A whistleblower lawsuit alleges the University of Chicago Medicine shared hundreds of thousands of medical records with Google that retained identifiable information. Chicago-based law firm Edelson PC filed on behalf of a former patient and claiming this is a direct violation of HIPAA given the data-mining tech giant has access to a plethora of public and nonpublic information that could easily lead to the re-identification of the patient records it received. Edelson’s goal is expansion into a class-action lawsuit if other patients come forward.
Widespread utilization of electronic health records (EHR) has revolutionized modern medicine. The expansive, complex data collected in these systems are now the focus of efforts to improve the quality of healthcare. Collaboration between health systems and tech companies is becoming increasingly common as the healthcare industry strives to change the future of medicine using data analytics and machine learning to enhance clinical diagnostics and disease prediction, ultimately saving lives.
Alliances Form
In 2017, Google teamed up in one such partnership with the University of Chicago in hopes of bolstering predictive analytics. Their aim was to develop machine-learning techniques able to predict hospitalizations and identify when a patient’s health is declining. The data shared involved patients seen at the University of Chicago from 2009 to 2016.
“Publicly, Google and the University touted the security measures used to transfer and store these records, along with the fact that they had been ‘de-identified.’ In reality, these records were not sufficiently anonymized and put the patients’ privacy at grave risk,” the lawsuit claims.
False Sense of Security
To ease fears over privacy concerns Google and the University claimed they de-identified the medical records. A claim that the prosecution states is “incredibly misleading.” A team of data-warehouse staff was in charge of stripping all patient identifiers, such as names, dates of birth, Social Security numbers, and any other unique characteristic or code, from the data before giving Google access. Unfortunately, these efforts were not good enough. The problem lies in the fact that the records provided to Google retained detailed, identifiable date-stamps and free-text provider notes in addition to patients’ medical information and demographics. Information that ultimately enables Google to identify the patients.
Although the HIPAA Privacy Rule does permit the disclosure of a limited data set for the purposes of research, the information included in the files UChicago shared makes the transfer of these medical records a direct violation of HIPAA.
“And as if all of this weren’t bad enough, the University also engaged in a cover-up to keep the breach out of the public eye so as to avoid the public backlash” states the lawsuit. It alleges the university shared health data despite their admission forms stating that it would not disclose patients’ records to third parties, such as Google, for commercial purposes. In goes on to state, “The University did not notify its patients, let alone obtain their expressed consent, before turning over their confidential medical records to Google for its own commercial gain.”

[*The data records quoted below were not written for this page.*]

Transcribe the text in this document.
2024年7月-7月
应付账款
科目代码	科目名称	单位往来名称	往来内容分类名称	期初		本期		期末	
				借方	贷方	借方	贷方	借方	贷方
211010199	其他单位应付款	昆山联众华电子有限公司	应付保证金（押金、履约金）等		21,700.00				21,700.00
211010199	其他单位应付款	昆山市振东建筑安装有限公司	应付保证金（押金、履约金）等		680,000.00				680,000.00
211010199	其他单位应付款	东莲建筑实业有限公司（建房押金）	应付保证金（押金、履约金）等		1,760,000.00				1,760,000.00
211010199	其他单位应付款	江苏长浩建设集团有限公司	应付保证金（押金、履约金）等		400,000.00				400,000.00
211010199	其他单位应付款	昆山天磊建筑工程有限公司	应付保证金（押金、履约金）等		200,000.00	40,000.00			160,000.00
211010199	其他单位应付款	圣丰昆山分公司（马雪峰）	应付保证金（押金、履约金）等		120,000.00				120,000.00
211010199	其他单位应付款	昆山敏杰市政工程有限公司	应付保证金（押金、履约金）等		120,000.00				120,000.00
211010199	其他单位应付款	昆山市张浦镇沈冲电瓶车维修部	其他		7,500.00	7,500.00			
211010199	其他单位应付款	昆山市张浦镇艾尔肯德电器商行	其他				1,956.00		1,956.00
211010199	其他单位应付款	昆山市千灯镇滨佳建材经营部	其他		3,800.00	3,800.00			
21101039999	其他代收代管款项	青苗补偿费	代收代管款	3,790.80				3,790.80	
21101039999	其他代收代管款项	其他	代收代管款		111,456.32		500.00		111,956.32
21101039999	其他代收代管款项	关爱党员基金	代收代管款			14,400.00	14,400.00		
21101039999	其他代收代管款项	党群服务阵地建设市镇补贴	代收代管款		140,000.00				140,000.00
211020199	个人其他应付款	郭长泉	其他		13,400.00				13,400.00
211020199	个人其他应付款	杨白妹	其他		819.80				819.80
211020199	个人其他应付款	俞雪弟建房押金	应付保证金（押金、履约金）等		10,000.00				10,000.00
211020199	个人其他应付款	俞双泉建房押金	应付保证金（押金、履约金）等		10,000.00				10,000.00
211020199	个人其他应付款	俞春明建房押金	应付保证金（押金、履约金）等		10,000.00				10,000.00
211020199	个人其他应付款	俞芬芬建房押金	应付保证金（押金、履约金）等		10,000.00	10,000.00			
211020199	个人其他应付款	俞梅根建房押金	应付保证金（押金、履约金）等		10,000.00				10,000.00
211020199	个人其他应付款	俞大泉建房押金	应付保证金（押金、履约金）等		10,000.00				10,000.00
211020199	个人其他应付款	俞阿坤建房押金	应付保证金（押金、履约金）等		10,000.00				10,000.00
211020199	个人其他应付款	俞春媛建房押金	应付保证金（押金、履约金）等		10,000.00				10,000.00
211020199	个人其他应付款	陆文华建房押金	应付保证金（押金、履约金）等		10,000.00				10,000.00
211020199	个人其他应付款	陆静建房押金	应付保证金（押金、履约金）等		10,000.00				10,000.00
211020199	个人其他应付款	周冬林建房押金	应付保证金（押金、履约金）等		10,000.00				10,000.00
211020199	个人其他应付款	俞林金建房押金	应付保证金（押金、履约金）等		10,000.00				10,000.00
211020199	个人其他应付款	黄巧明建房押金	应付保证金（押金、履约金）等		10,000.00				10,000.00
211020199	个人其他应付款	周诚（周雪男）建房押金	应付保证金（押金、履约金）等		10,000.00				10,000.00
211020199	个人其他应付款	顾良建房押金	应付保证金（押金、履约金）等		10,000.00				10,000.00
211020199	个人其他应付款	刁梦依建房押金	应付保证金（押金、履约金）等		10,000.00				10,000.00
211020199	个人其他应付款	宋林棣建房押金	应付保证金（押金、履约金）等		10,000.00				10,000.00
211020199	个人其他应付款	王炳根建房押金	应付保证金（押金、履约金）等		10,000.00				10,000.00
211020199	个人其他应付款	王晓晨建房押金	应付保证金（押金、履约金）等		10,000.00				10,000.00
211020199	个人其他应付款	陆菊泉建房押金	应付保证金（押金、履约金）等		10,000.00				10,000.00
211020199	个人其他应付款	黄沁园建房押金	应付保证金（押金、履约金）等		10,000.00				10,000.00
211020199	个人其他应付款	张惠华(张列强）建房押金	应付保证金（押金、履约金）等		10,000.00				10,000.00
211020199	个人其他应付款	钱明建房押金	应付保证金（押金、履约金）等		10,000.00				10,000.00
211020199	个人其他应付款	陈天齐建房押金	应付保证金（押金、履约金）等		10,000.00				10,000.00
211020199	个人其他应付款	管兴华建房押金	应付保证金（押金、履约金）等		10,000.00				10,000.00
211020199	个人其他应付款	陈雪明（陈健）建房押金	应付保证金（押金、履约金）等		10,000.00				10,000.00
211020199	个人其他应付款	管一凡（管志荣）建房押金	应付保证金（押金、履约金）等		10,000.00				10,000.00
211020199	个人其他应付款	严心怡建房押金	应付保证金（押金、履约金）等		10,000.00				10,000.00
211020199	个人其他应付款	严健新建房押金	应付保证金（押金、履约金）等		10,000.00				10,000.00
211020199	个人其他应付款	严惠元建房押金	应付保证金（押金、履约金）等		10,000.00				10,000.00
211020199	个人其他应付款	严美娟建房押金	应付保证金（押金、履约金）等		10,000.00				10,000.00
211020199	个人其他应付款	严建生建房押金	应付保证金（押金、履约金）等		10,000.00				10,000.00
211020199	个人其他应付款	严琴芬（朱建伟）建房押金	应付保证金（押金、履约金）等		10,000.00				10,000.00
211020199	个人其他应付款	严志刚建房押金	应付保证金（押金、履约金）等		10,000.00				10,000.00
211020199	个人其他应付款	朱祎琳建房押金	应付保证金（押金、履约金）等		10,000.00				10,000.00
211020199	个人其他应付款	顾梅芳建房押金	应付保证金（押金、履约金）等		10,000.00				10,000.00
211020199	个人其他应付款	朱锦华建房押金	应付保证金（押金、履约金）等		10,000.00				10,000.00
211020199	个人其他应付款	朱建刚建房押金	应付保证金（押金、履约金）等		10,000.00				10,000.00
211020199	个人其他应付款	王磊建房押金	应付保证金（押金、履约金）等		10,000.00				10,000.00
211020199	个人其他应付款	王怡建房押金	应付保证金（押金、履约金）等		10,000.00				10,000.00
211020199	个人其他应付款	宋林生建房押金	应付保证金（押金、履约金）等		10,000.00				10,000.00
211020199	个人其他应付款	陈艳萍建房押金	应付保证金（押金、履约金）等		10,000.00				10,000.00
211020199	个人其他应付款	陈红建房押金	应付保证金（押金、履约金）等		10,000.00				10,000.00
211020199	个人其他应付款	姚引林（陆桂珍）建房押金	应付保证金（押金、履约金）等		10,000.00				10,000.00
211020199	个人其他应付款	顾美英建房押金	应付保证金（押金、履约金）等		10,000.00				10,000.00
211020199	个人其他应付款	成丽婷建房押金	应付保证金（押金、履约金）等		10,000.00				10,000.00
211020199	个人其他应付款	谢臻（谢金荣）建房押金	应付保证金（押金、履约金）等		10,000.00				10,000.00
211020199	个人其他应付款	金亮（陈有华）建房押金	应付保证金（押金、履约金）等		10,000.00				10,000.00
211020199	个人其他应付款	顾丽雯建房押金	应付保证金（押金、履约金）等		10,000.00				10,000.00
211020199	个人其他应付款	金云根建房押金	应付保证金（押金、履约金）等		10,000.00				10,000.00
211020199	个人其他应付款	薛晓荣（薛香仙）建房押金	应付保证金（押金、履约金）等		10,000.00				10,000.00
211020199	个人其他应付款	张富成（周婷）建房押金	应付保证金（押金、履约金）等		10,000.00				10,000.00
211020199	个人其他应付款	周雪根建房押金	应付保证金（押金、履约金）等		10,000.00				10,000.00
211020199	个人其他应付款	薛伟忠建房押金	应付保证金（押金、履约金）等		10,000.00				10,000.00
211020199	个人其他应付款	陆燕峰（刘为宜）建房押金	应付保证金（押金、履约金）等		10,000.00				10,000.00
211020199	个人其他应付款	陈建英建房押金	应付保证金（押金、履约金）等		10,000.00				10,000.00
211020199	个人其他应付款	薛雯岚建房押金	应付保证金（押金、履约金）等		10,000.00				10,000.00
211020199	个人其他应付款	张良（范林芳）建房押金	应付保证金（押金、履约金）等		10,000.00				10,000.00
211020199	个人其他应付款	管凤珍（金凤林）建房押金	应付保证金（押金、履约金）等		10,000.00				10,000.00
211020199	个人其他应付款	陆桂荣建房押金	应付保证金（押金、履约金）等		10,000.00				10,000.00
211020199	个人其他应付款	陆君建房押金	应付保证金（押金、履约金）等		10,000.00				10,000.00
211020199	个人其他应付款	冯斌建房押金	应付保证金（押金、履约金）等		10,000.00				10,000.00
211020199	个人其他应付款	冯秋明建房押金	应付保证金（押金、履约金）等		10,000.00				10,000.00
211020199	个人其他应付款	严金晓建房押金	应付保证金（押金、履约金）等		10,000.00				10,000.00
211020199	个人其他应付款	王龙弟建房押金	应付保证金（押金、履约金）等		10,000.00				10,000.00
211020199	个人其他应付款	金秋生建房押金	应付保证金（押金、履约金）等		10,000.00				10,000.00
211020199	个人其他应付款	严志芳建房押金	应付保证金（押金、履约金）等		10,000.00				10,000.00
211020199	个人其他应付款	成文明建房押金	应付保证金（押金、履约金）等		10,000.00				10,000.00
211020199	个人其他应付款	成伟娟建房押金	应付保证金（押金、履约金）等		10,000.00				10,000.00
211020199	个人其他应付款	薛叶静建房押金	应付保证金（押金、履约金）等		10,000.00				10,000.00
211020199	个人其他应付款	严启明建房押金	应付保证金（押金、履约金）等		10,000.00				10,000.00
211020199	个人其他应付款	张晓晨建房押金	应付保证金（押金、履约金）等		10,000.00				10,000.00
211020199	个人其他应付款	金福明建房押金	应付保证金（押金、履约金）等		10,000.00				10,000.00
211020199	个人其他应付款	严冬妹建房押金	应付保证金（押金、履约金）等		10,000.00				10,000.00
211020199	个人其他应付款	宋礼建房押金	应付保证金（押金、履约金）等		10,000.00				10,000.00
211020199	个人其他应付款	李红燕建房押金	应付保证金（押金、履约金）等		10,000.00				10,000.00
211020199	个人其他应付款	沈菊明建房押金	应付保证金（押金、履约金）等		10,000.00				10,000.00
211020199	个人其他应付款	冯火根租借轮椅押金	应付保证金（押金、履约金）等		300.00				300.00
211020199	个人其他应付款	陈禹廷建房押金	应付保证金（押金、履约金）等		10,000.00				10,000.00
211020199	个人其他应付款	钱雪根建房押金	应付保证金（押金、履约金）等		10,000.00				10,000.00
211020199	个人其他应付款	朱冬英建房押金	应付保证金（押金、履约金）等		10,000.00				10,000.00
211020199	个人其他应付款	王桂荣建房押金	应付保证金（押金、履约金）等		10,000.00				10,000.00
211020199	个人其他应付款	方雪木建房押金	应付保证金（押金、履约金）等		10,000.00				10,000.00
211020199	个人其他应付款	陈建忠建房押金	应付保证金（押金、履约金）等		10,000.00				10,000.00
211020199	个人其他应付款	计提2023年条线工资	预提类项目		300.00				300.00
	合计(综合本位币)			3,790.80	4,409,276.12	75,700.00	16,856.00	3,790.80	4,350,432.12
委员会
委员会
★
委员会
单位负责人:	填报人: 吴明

Google Vies for Healthcare Dollars
The lawsuit calls Google “one of the most prolific data mining companies,” “uniquely able to determine the identity of almost every medical record the University released.” Further stating that the way UChicago shared private medical information practically guaranteed Google’s ability to re-identify those patient files. Google has further enhanced this ability via the newest addition to its healthcare operations, DeepMind Health. This direct subsidiary is the global leader in artificial intelligence and machine learning. Google’s DeepMind has faced scrutiny over a controversial patient data-sharing collaboration with Britain’s National Health Service.
Google spent over 10 years attempting to gain a foothold in the trillion-dollar per year healthcare industry, states the lawsuit, and in 2017, it “set into motion a plan to make its most significant play in the healthcare space.” To strengthen its ability to develop healthcare technologies, the tech giant first needed to gain access to massive amounts of identifiable patient health records. Not surprisingly, shortly after obtaining volumes of medical records from UChicago, they filed a patent for their own proprietary and commercial EHR system. By acquiring what most data-miners would consider the “Holy Grail” of health information, Google strengthened its foothold in the predictive health analytics industry.
Both the University of Chicago and Google argue that they complied with all applicable laws and regulations related to patient privacy in the sharing of health data, despite the allegations their actions constitute a breach. Now it is up to the courts to decide whether Google’s aggressive efforts to break into the healthcare industry and the UChicago’s transfer of hundreds of thousands of patients’ records constitutes as deceptive, unlawful conduct.